Nous avons donc à travailler avec la personne, à ce qu’elle puisse choisir de façon éclairée sa solution. "Eclairée" signifie que nous l’avons aidée à examiner les différentes pistes possibles, les intérêts et limites de chacune d’entre elles. Si, au final, l’idée d’informer les autorités via une plainte leur apparaît être le meilleur choix, nous les accompagnons dans cette démarche. Si elles souhaitent conserver le secret, nous les soutenons sur le chemin qui leur apparaît préférable (soutien psychologique, matériel, social par exemple). C’est cette marge de manœuvre que laisse le cadre légal. Car ce n’est pas en faisant une violence de plus à la victime (imposer la révélation alors que cela la fragiliserait encore plus) que nous respecterions cette personne. Quant à la question de la personne auteure de crime, nous l’examinons dans la partie « Pour aller plus loin ».

Références juridiques

Article 434-1 du code pénal.

Article 40 du code de procédure pénale

Voir aussi Secret et connaissance d'un délit et Secret et connaissance d'une fraude

 

 

Pour aller plus loin

La situation de rencontre d’une personne auteure d’un crime, recherchée ou encore inconnue des services de police, est un cas extrêmement rare pour un travailleur social. Dans ce cas là aussi, la marge de manœuvre donnée par le cadre légal permet un travail tout à fait intéressant.
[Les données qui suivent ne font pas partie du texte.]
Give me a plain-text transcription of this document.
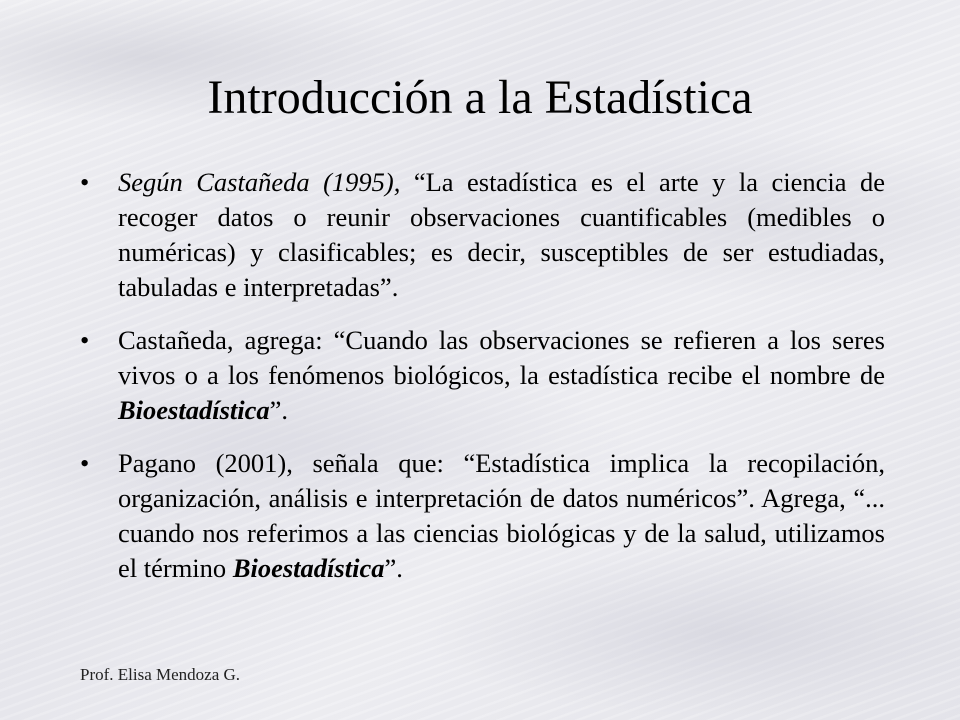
Introducción a la Estadística
• Según Castañeda (1995), “La estadística es el arte y la ciencia de recoger datos o reunir observaciones cuantificables (medibles o numéricas) y clasificables; es decir, susceptibles de ser estudiadas, tabuladas e interpretadas”.
• Castañeda, agrega: “Cuando las observaciones se refieren a los seres vivos o a los fenómenos biológicos, la estadística recibe el nombre de Bioestadística”.
• Pagano (2001), señala que: “Estadística implica la recopilación, organización, análisis e interpretación de datos numéricos”. Agrega, “... cuando nos referimos a las ciencias biológicas y de la salud, utilizamos el término Bioestadística”.
Prof. Elisa Mendoza G.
Deux cas concrets me permettent d’illustrer cette action dans ces cas de figure.

Le premier était repris dans l’avis technique « Préconisations pour les professionnels soumis au secret et confrontés à des révélations ou constats d’infractions » de l’ANAS (pages 17 et 18) : « Une dame, mère de deux enfants, est en fuite après avoir blessé de deux coups de couteau sa mère. Les policiers la recherchent, contactent son assistante sociale pour savoir si elle sait où elle se trouve. La professionnelle répond par la négative et propose de se renseigner pour savoir ce qu'il est possible de travailler. Elle tente de contacter la dame par son propre réseau. Elle y parvient et lui propose de venir discuter de ce qui se passe. La dame, qui connait la professionnelle et a confiance en elle, accepte la proposition. Elle vient, explique ce qui a provoqué cet enchaînement, les coups de couteau donnés, son désespoir. L'assistante sociale lui signale que ce qu'elle explique permet de comprendre en effet pour quoi elle a été amenée à ces actes, que des policiers aussi peuvent entendre son récit. Elle l'informe du caractère aggravant pour elle de la fuite, de la difficulté du moindre acte dans la clandestinité dans laquelle elle se situe avec ses filles dans ces conditions. La dame dit qu'elle est prête à se rendre mais qu'elle a peur que ses enfants soient placées, dans un lieu inconnu. L'assistante sociale lui propose de trouver avec elle une personne de confiance à qui elle pourra remettre ses enfants afin que l'on prenne soin d'eux. C'est ce qu'elles font ensemble. Avant de remettre les enfants à une amie, l'assistante sociale prévient le commissariat que la dame se rendra à l'hôtel de police en indiquant l'heure. Après avoir confié les enfants, la mère se rend comme convenu au commissariat. » Dans cette intervention, l'assistante sociale n’a pas révélé ce qu'elle savait, ni aidé à l’arrestation de cette personne. Son travail, de sa place, a contribué à produire une situation nouvelle qui a permis à la mère de trouver une solution pour elle et ses enfants, au bénéfice de la société. On mesure ici l’importance qu’il peut y avoir, pour la personne mise en cause et la société, à ce qu’existe un lieu où la personne puisse se poser et réfléchir là encore de manière éclairée, afin de faire son choix.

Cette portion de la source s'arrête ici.